Однако когда, опустившись на край кровати, Лея вдруг заговорила, не цепляясь языком за слова, легко и свободно, словно глубокая скованность вдруг отпустила ее, ван Буден услышал совсем не то, что ожидал:

— В те времена, когда мы были тайно помолвлены, он как-то прочитал мне одно место из Флобера: «Жить как буржуа, мыслить как полубог». При этом он даже хлопнул себя от удовольствия по ляжкам. Бросая меня, он сказал: «Я не рожден героем, очень жаль, но тут уж ничего не поделаешь». А теперь он хочет вернуться домой; ему повезло, он остался жив, ему всегда везло. И теперь он пишет: «Я хочу искупить свою вину. Я подарю тебе увеселительный домик в знак примирения. Видишь, какой я молодец?.. Тут ты бессильна, не так ли?..»

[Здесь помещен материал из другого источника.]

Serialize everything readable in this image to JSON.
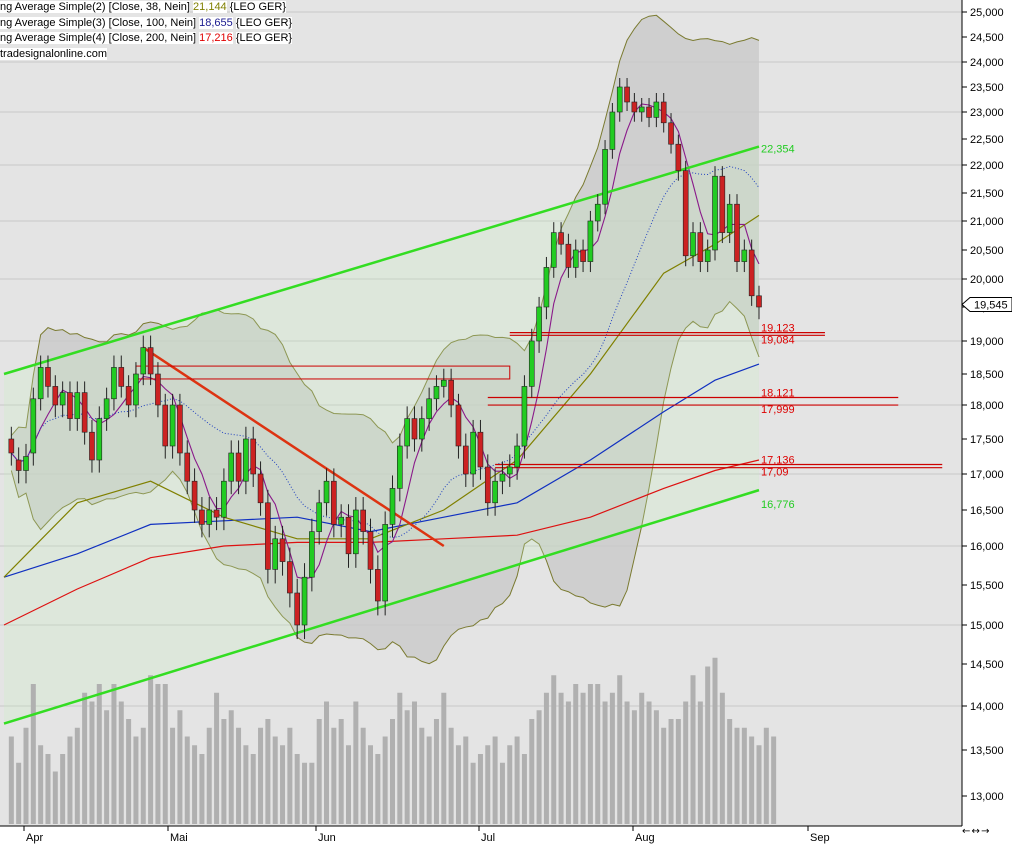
{
  "legend": {
    "line1_prefix": "ng Average Simple(2) [Close, 38, Nein]",
    "line1_value": "21,144",
    "line1_suffix": "{LEO GER}",
    "line2_prefix": "ng Average Simple(3) [Close, 100, Nein]",
    "line2_value": "18,655",
    "line2_suffix": "{LEO GER}",
    "line3_prefix": "ng Average Simple(4) [Close, 200, Nein]",
    "line3_value": "17,216",
    "line3_suffix": "{LEO GER}",
    "line4": "tradesignalonline.com"
  },
  "corner_controls": "← ↔ →",
  "colors": {
    "candle_up": "#22cc22",
    "candle_down": "#cc2222",
    "channel": "#33dd22",
    "sma38": "#808000",
    "sma100": "#1030c0",
    "sma200": "#dd1111",
    "trendline": "#dd3311",
    "volume": "#b0b0b0",
    "bollinger_fill": "#c8c8c8"
  },
  "chart_data": {
    "type": "candlestick",
    "symbol": "LEO GER",
    "y_axis": {
      "range": [
        12.7,
        25.1
      ],
      "ticks": [
        "25,000",
        "24,500",
        "24,000",
        "23,500",
        "23,000",
        "22,500",
        "22,000",
        "21,500",
        "21,000",
        "20,500",
        "20,000",
        "19,500",
        "19,000",
        "18,500",
        "18,000",
        "17,500",
        "17,000",
        "16,500",
        "16,000",
        "15,500",
        "15,000",
        "14,500",
        "14,000",
        "13,500",
        "13,000"
      ],
      "last_price": "19,545"
    },
    "x_axis": {
      "months": [
        "Apr",
        "Mai",
        "Jun",
        "Jul",
        "Aug",
        "Sep"
      ],
      "month_positions": [
        24,
        168,
        316,
        479,
        633,
        808
      ]
    },
    "candles": [
      [
        1,
        17.5,
        17.3
      ],
      [
        2,
        17.2,
        17.05
      ],
      [
        3,
        17.05,
        17.25
      ],
      [
        4,
        17.3,
        18.1
      ],
      [
        5,
        18.1,
        18.6
      ],
      [
        6,
        18.6,
        18.3
      ],
      [
        7,
        18.3,
        18.0
      ],
      [
        8,
        18.0,
        18.2
      ],
      [
        9,
        18.2,
        17.8
      ],
      [
        10,
        17.8,
        18.2
      ],
      [
        11,
        18.2,
        17.6
      ],
      [
        12,
        17.6,
        17.2
      ],
      [
        13,
        17.2,
        17.8
      ],
      [
        14,
        17.8,
        18.1
      ],
      [
        15,
        18.1,
        18.6
      ],
      [
        16,
        18.6,
        18.3
      ],
      [
        17,
        18.3,
        18.0
      ],
      [
        18,
        18.0,
        18.5
      ],
      [
        19,
        18.5,
        18.9
      ],
      [
        20,
        18.9,
        18.5
      ],
      [
        21,
        18.5,
        18.0
      ],
      [
        22,
        18.0,
        17.4
      ],
      [
        23,
        17.4,
        18.0
      ],
      [
        24,
        18.0,
        17.3
      ],
      [
        25,
        17.3,
        16.9
      ],
      [
        26,
        16.9,
        16.5
      ],
      [
        27,
        16.5,
        16.3
      ],
      [
        28,
        16.3,
        16.5
      ],
      [
        29,
        16.5,
        16.4
      ],
      [
        30,
        16.4,
        16.9
      ],
      [
        31,
        16.9,
        17.3
      ],
      [
        32,
        17.3,
        16.9
      ],
      [
        33,
        16.9,
        17.5
      ],
      [
        34,
        17.5,
        17.0
      ],
      [
        35,
        17.0,
        16.6
      ],
      [
        36,
        16.6,
        15.7
      ],
      [
        37,
        15.7,
        16.1
      ],
      [
        38,
        16.1,
        15.8
      ],
      [
        39,
        15.8,
        15.4
      ],
      [
        40,
        15.4,
        15.0
      ],
      [
        41,
        15.0,
        15.6
      ],
      [
        42,
        15.6,
        16.2
      ],
      [
        43,
        16.2,
        16.6
      ],
      [
        44,
        16.6,
        16.9
      ],
      [
        45,
        16.9,
        16.3
      ],
      [
        46,
        16.3,
        16.4
      ],
      [
        47,
        16.4,
        15.9
      ],
      [
        48,
        15.9,
        16.5
      ],
      [
        49,
        16.5,
        16.2
      ],
      [
        50,
        16.2,
        15.7
      ],
      [
        51,
        15.7,
        15.3
      ],
      [
        52,
        15.3,
        16.3
      ],
      [
        53,
        16.3,
        16.8
      ],
      [
        54,
        16.8,
        17.4
      ],
      [
        55,
        17.4,
        17.8
      ],
      [
        56,
        17.8,
        17.5
      ],
      [
        57,
        17.5,
        17.8
      ],
      [
        58,
        17.8,
        18.1
      ],
      [
        59,
        18.1,
        18.3
      ],
      [
        60,
        18.3,
        18.4
      ],
      [
        61,
        18.4,
        18.0
      ],
      [
        62,
        18.0,
        17.4
      ],
      [
        63,
        17.4,
        17.0
      ],
      [
        64,
        17.0,
        17.6
      ],
      [
        65,
        17.6,
        17.1
      ],
      [
        66,
        17.1,
        16.6
      ],
      [
        67,
        16.6,
        16.9
      ],
      [
        68,
        16.9,
        17.0
      ],
      [
        69,
        17.0,
        17.1
      ],
      [
        70,
        17.1,
        17.4
      ],
      [
        71,
        17.4,
        18.3
      ],
      [
        72,
        18.3,
        19.0
      ],
      [
        73,
        19.0,
        19.5
      ],
      [
        74,
        19.5,
        20.2
      ],
      [
        75,
        20.2,
        20.8
      ],
      [
        76,
        20.8,
        20.6
      ],
      [
        77,
        20.6,
        20.2
      ],
      [
        78,
        20.2,
        20.5
      ],
      [
        79,
        20.5,
        20.3
      ],
      [
        80,
        20.3,
        21.0
      ],
      [
        81,
        21.0,
        21.3
      ],
      [
        82,
        21.3,
        22.3
      ],
      [
        83,
        22.3,
        23.0
      ],
      [
        84,
        23.0,
        23.5
      ],
      [
        85,
        23.5,
        23.2
      ],
      [
        86,
        23.2,
        23.0
      ],
      [
        87,
        23.0,
        23.1
      ],
      [
        88,
        23.1,
        22.9
      ],
      [
        89,
        22.9,
        23.2
      ],
      [
        90,
        23.2,
        22.8
      ],
      [
        91,
        22.8,
        22.4
      ],
      [
        92,
        22.4,
        21.9
      ],
      [
        93,
        21.9,
        20.4
      ],
      [
        94,
        20.4,
        20.8
      ],
      [
        95,
        20.8,
        20.3
      ],
      [
        96,
        20.3,
        20.5
      ],
      [
        97,
        20.5,
        21.8
      ],
      [
        98,
        21.8,
        20.8
      ],
      [
        99,
        20.8,
        21.3
      ],
      [
        100,
        21.3,
        20.3
      ],
      [
        101,
        20.3,
        20.5
      ],
      [
        102,
        20.5,
        19.7
      ],
      [
        103,
        19.7,
        19.5
      ]
    ],
    "sma38": [
      [
        0,
        15.6
      ],
      [
        10,
        16.6
      ],
      [
        20,
        16.9
      ],
      [
        30,
        16.4
      ],
      [
        40,
        16.1
      ],
      [
        50,
        16.1
      ],
      [
        60,
        16.5
      ],
      [
        70,
        17.2
      ],
      [
        80,
        18.5
      ],
      [
        90,
        20.1
      ],
      [
        97,
        20.6
      ],
      [
        103,
        21.1
      ]
    ],
    "sma100": [
      [
        0,
        15.6
      ],
      [
        10,
        15.9
      ],
      [
        20,
        16.3
      ],
      [
        30,
        16.35
      ],
      [
        40,
        16.4
      ],
      [
        50,
        16.2
      ],
      [
        60,
        16.4
      ],
      [
        70,
        16.6
      ],
      [
        80,
        17.2
      ],
      [
        90,
        17.9
      ],
      [
        97,
        18.4
      ],
      [
        103,
        18.65
      ]
    ],
    "sma200": [
      [
        0,
        15.0
      ],
      [
        10,
        15.45
      ],
      [
        20,
        15.85
      ],
      [
        30,
        16.0
      ],
      [
        40,
        16.05
      ],
      [
        50,
        16.05
      ],
      [
        60,
        16.1
      ],
      [
        70,
        16.15
      ],
      [
        80,
        16.4
      ],
      [
        90,
        16.8
      ],
      [
        97,
        17.05
      ],
      [
        103,
        17.2
      ]
    ],
    "channel_upper": {
      "from": [
        0,
        18.5
      ],
      "to": [
        103,
        22.354
      ],
      "label": "22,354"
    },
    "channel_lower": {
      "from": [
        0,
        13.8
      ],
      "to": [
        103,
        16.776
      ],
      "label": "16,776"
    },
    "trendline": [
      [
        19,
        18.9
      ],
      [
        60,
        16.0
      ]
    ],
    "horizontal_levels": [
      {
        "value": 19.123,
        "label": "19,123",
        "end": 112
      },
      {
        "value": 19.084,
        "label": "19,084",
        "end": 112
      },
      {
        "value": 18.121,
        "label": "18,121",
        "end": 122
      },
      {
        "value": 17.999,
        "label": "17,999",
        "end": 122
      },
      {
        "value": 17.136,
        "label": "17,136",
        "end": 128
      },
      {
        "value": 17.09,
        "label": "17,09",
        "end": 128
      }
    ],
    "volume_relative": [
      0.5,
      0.35,
      0.55,
      0.8,
      0.45,
      0.4,
      0.3,
      0.4,
      0.5,
      0.55,
      0.75,
      0.7,
      0.8,
      0.65,
      0.8,
      0.7,
      0.6,
      0.5,
      0.55,
      0.85,
      0.8,
      0.8,
      0.55,
      0.65,
      0.5,
      0.45,
      0.4,
      0.55,
      0.75,
      0.6,
      0.65,
      0.55,
      0.45,
      0.4,
      0.55,
      0.6,
      0.5,
      0.45,
      0.55,
      0.4,
      0.35,
      0.35,
      0.6,
      0.7,
      0.55,
      0.6,
      0.45,
      0.7,
      0.55,
      0.45,
      0.4,
      0.5,
      0.6,
      0.75,
      0.65,
      0.7,
      0.55,
      0.5,
      0.6,
      0.75,
      0.55,
      0.45,
      0.5,
      0.35,
      0.4,
      0.45,
      0.5,
      0.35,
      0.45,
      0.5,
      0.4,
      0.6,
      0.65,
      0.75,
      0.85,
      0.75,
      0.7,
      0.8,
      0.75,
      0.8,
      0.8,
      0.7,
      0.75,
      0.85,
      0.7,
      0.65,
      0.75,
      0.7,
      0.65,
      0.55,
      0.6,
      0.6,
      0.7,
      0.85,
      0.7,
      0.9,
      0.95,
      0.75,
      0.6,
      0.55,
      0.55,
      0.5,
      0.45,
      0.55,
      0.5
    ]
  }
}
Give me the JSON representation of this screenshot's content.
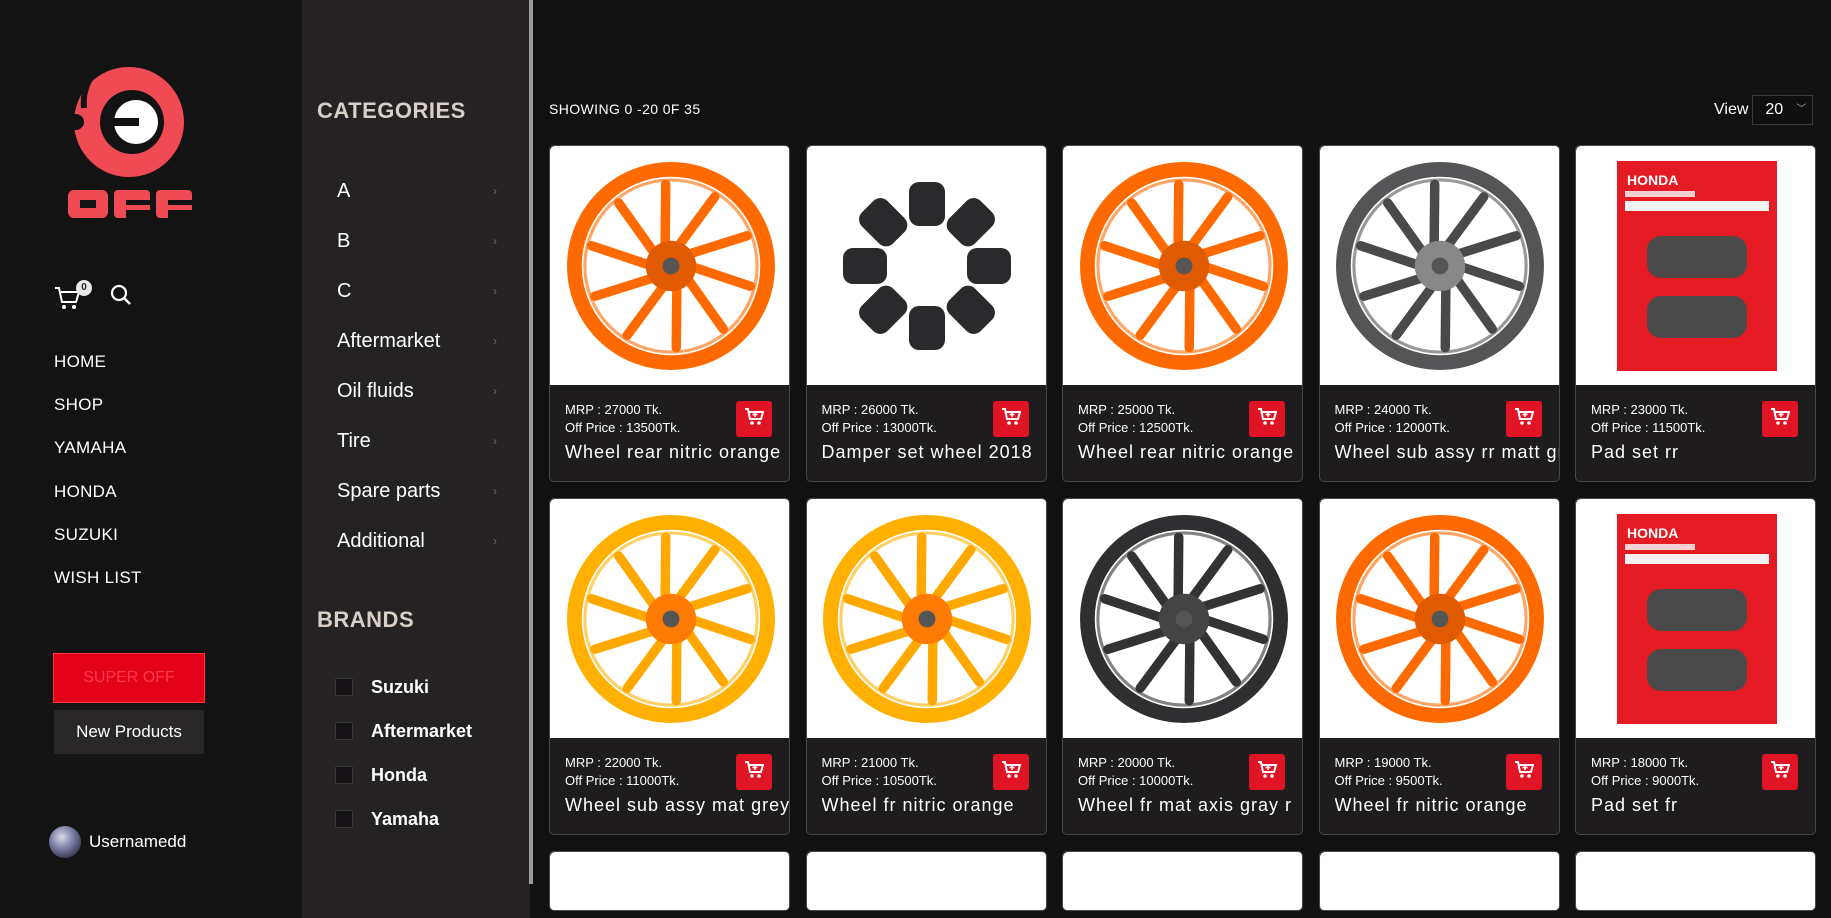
{
  "brand": {
    "logo_text": "OFF"
  },
  "header": {
    "cart_count": "0"
  },
  "menu": [
    "HOME",
    "SHOP",
    "YAMAHA",
    "HONDA",
    "SUZUKI",
    "WISH LIST"
  ],
  "buttons": {
    "super_off": "SUPER OFF",
    "new_products": "New Products"
  },
  "user": {
    "name": "Usernamedd"
  },
  "sidebar": {
    "categories_title": "CATEGORIES",
    "categories": [
      "A",
      "B",
      "C",
      "Aftermarket",
      "Oil fluids",
      "Tire",
      "Spare parts",
      "Additional"
    ],
    "brands_title": "BRANDS",
    "brands": [
      "Suzuki",
      "Aftermarket",
      "Honda",
      "Yamaha"
    ]
  },
  "main": {
    "showing": "SHOWING 0 -20 0F 35",
    "view_label": "View",
    "view_value": "20"
  },
  "colors": {
    "accent": "#e01424",
    "logo": "#f04a55"
  },
  "products": [
    {
      "mrp": "MRP : 27000 Tk.",
      "off": "Off Price : 13500Tk.",
      "name": "Wheel rear nitric orange",
      "image": "orange-wheel"
    },
    {
      "mrp": "MRP : 26000 Tk.",
      "off": "Off Price : 13000Tk.",
      "name": "Damper set wheel 2018",
      "image": "damper-set"
    },
    {
      "mrp": "MRP : 25000 Tk.",
      "off": "Off Price : 12500Tk.",
      "name": "Wheel rear nitric orange",
      "image": "orange-wheel"
    },
    {
      "mrp": "MRP : 24000 Tk.",
      "off": "Off Price : 12000Tk.",
      "name": "Wheel sub assy rr matt gray",
      "image": "gray-wheel"
    },
    {
      "mrp": "MRP : 23000 Tk.",
      "off": "Off Price : 11500Tk.",
      "name": "Pad set rr",
      "image": "brake-pad"
    },
    {
      "mrp": "MRP : 22000 Tk.",
      "off": "Off Price : 11000Tk.",
      "name": "Wheel sub assy mat grey",
      "image": "yellow-wheel"
    },
    {
      "mrp": "MRP : 21000 Tk.",
      "off": "Off Price : 10500Tk.",
      "name": "Wheel fr nitric orange",
      "image": "yellow-wheel"
    },
    {
      "mrp": "MRP : 20000 Tk.",
      "off": "Off Price : 10000Tk.",
      "name": "Wheel fr mat axis gray r",
      "image": "black-wheel"
    },
    {
      "mrp": "MRP : 19000 Tk.",
      "off": "Off Price : 9500Tk.",
      "name": "Wheel fr nitric orange",
      "image": "orange-wheel"
    },
    {
      "mrp": "MRP : 18000 Tk.",
      "off": "Off Price : 9000Tk.",
      "name": "Pad set fr",
      "image": "brake-pad"
    }
  ]
}
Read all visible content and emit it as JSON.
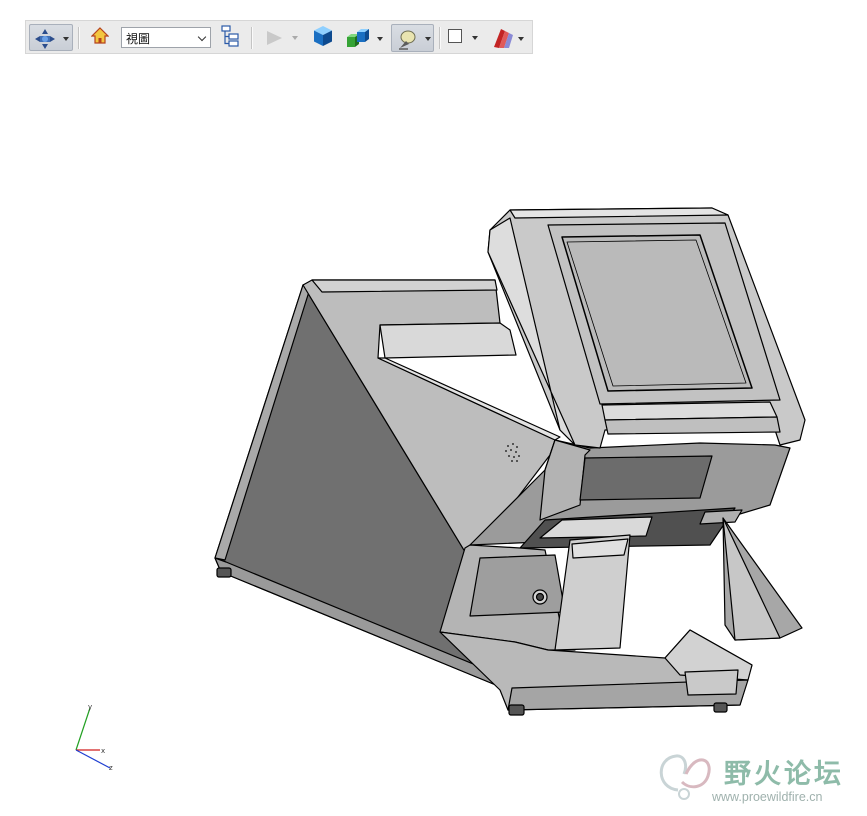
{
  "toolbar": {
    "icons": [
      "orient-icon",
      "home-icon",
      "view-list-icon",
      "play-icon",
      "shaded-cube-icon",
      "display-style-icon",
      "lighting-icon",
      "frame-icon",
      "appearance-icon"
    ],
    "view_select": {
      "value": "視圖"
    }
  },
  "triad": {
    "x": "x",
    "y": "y",
    "z": "z",
    "colors": {
      "x": "#d11f1f",
      "y": "#22a022",
      "z": "#1f3fd1"
    }
  },
  "watermark": {
    "brand": "野火论坛",
    "url": "www.proewildfire.cn"
  },
  "colors": {
    "toolbar_bg": "#ebebeb",
    "model_dark": "#6f6f6f",
    "model_light": "#c8c8c8",
    "edge": "#000000"
  }
}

Лея откинулась, выбросила руки вперед, словно отталкивая Залигера, и повторила:

— Тут ты бессильна, не так ли? — И снова, цепляясь языком за слова: — Я боюсь его. Только из страха перед нацистами я связалась с ним, бросилась ему на шею. Он это понял, он умен… ох, как умен… А потом он использовал мой страх… мазохист проклятый… пока сам не начал бояться нацистов… Я это знала… Я до сих пор его боюсь, до сих пор…

— Лея, дитя мое, но ведь сейчас все хорошо! У него нет больше над тобой никакой власти. И письмо ты порвала. И бояться тебе больше нечего… больше нечего бояться… больше не…

Она выпрямилась и на его попытку изгнать беса ответила старой, болезненно-мудрой усмешкой, такой старой и такой мудрой, что он запнулся.

— Ты глуп, ван Буден. Все вы глупы, а дядя Тео — больше всех. И Хладек, который не желает с этим согласиться. Но все-таки самый глупый из вас — Руди.

Ван Буден подтащил к себе стул.

— Дитя мое, молчанием ты себе не поможешь. Ты должна говорить. Ты должна кому-то довериться. Мне, если хочешь. Не потому, что я по воле случая стал твоим отцом, а потому, что я смыслю в таких делах… поверь мне…

Оп хотел схватить ее за руки.

— Я знаю… — ответила она таким тоном, что он запнулся.

Он только сказал:

— Сейчас, конечно, не самое благоприятное время для разговоров. Но я пока остаюсь, а потом ты можешь уехать со мной и жить у меня, сколько захочешь. Дюссельдорф — все еще красивый город, если кое-чего не замечать. В конце концов ты родилась там…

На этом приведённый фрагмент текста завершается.